Abstract

Neural Architecture Search (NAS) has significantly improved the accuracy of image classification and segmentation. However, these methods concentrate on finding segmentation structures for natural or medical applications. In this study, we introduce a NAS approach based on gradient optimization to identify ideal cell designs for road segmentation. To the best of our knowledge, this work represents the first application of gradient-based NAS to road extraction. Taking insight from the U-Net model and its successful variations in different image segmentation tasks, we propose NAS-enhanced U-Net, illustrated by an equal number of cells in both encoder and decoder levels. While cross-entropy combined with dice loss is commonly used in many segmentation tasks, road extraction brings up a unique challenge due to class imbalance. To address this, we introduce a combination of loss function.
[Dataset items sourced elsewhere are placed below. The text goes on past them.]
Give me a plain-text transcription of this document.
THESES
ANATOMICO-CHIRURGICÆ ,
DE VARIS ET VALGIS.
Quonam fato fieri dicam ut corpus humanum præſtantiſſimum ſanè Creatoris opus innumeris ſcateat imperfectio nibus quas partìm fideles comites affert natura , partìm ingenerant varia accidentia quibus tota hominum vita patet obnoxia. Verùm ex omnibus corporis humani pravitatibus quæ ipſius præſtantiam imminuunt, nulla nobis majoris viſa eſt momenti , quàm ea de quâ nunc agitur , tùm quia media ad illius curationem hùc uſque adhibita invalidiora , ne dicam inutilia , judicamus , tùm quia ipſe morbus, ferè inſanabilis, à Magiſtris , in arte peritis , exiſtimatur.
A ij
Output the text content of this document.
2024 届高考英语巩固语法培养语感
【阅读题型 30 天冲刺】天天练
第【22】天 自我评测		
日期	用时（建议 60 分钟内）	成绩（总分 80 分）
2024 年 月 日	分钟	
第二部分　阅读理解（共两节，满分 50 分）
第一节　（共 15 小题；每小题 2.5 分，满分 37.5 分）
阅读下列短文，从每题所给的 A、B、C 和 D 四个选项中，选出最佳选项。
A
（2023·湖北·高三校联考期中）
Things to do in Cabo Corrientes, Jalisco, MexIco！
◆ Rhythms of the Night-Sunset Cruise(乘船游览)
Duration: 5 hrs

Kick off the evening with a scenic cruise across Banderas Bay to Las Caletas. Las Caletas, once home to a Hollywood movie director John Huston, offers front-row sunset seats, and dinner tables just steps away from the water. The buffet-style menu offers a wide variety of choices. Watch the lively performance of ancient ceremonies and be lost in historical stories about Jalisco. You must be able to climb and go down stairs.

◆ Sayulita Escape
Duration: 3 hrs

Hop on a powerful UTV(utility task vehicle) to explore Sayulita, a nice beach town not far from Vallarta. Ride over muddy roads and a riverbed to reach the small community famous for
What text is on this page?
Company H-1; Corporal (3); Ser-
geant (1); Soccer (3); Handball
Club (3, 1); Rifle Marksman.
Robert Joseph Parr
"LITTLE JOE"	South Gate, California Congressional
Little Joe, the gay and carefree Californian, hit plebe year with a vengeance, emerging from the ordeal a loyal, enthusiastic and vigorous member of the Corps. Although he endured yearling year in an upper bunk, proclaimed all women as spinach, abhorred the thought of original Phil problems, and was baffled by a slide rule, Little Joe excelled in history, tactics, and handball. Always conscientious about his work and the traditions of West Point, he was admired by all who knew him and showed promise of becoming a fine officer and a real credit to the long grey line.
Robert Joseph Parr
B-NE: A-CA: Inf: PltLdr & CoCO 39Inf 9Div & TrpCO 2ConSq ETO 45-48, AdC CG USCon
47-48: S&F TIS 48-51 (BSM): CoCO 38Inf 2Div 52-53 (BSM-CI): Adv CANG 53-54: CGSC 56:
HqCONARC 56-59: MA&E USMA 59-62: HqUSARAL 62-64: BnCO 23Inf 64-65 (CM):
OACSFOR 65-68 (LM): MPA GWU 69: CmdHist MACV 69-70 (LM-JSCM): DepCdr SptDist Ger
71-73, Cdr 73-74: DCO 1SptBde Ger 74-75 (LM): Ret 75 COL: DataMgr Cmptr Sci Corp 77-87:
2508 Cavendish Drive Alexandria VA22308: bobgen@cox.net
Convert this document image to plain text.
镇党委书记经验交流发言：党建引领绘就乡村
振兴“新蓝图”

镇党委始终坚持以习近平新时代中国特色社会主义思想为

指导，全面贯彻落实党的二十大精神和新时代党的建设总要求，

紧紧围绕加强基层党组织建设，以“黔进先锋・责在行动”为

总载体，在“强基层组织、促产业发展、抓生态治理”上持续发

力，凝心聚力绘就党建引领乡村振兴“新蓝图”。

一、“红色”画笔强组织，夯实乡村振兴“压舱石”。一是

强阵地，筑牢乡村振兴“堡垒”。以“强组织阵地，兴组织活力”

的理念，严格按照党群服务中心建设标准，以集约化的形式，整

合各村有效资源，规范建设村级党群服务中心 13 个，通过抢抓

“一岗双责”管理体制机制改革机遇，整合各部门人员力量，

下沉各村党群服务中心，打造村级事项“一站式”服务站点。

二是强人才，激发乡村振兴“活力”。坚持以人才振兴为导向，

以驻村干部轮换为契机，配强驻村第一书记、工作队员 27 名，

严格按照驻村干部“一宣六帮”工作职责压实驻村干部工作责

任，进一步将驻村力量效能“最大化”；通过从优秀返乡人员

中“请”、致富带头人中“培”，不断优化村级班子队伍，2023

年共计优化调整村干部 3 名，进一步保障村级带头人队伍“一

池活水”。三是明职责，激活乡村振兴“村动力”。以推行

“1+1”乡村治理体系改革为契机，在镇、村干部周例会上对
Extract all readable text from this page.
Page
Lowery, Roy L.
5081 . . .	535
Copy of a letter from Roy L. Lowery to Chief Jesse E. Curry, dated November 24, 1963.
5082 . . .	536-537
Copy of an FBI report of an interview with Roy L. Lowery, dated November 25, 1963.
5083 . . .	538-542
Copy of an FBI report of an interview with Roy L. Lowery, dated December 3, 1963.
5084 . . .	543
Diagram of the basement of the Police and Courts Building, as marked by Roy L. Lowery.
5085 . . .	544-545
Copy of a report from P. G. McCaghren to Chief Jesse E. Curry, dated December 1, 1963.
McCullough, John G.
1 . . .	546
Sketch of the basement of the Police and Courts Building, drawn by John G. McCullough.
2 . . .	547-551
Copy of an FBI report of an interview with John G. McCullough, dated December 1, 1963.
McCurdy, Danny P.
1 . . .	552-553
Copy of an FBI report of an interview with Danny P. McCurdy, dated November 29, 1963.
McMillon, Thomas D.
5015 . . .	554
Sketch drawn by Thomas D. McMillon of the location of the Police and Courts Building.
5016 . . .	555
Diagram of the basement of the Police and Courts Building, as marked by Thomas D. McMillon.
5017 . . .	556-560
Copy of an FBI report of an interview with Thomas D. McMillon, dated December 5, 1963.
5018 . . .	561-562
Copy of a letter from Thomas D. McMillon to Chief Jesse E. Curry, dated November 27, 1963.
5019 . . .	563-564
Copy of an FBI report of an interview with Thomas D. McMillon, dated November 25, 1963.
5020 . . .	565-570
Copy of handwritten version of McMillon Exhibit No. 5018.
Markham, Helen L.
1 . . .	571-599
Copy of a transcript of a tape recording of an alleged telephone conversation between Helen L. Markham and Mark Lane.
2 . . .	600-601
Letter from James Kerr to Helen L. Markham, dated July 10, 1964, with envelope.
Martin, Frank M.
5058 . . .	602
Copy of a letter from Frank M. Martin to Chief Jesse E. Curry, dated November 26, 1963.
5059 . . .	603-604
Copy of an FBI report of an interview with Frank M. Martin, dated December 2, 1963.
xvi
This function merges cross-entropy with weighted Dice loss, focusing on elevating the importance of the road class by assigning it a weight (⍵), while background Dice values are disregarded. The results indicate that the optimal weight for the proposed model equals 2. Additionally, our work challenges the assumption that increased model parameters or depth inherently leads to improved performance. Therefore, we establish search spaces 2,3,4,5,6,7 and 8 to automatically choose the optimal depth for model. We present promising segmentation results for our proposed method, achieved without any pretraining on the Massachusetts road dataset. Furthermore, these results are compared with those of 14 models categorized into four groups: U-Net, Segnet, FCN8, and Nas-U-Net.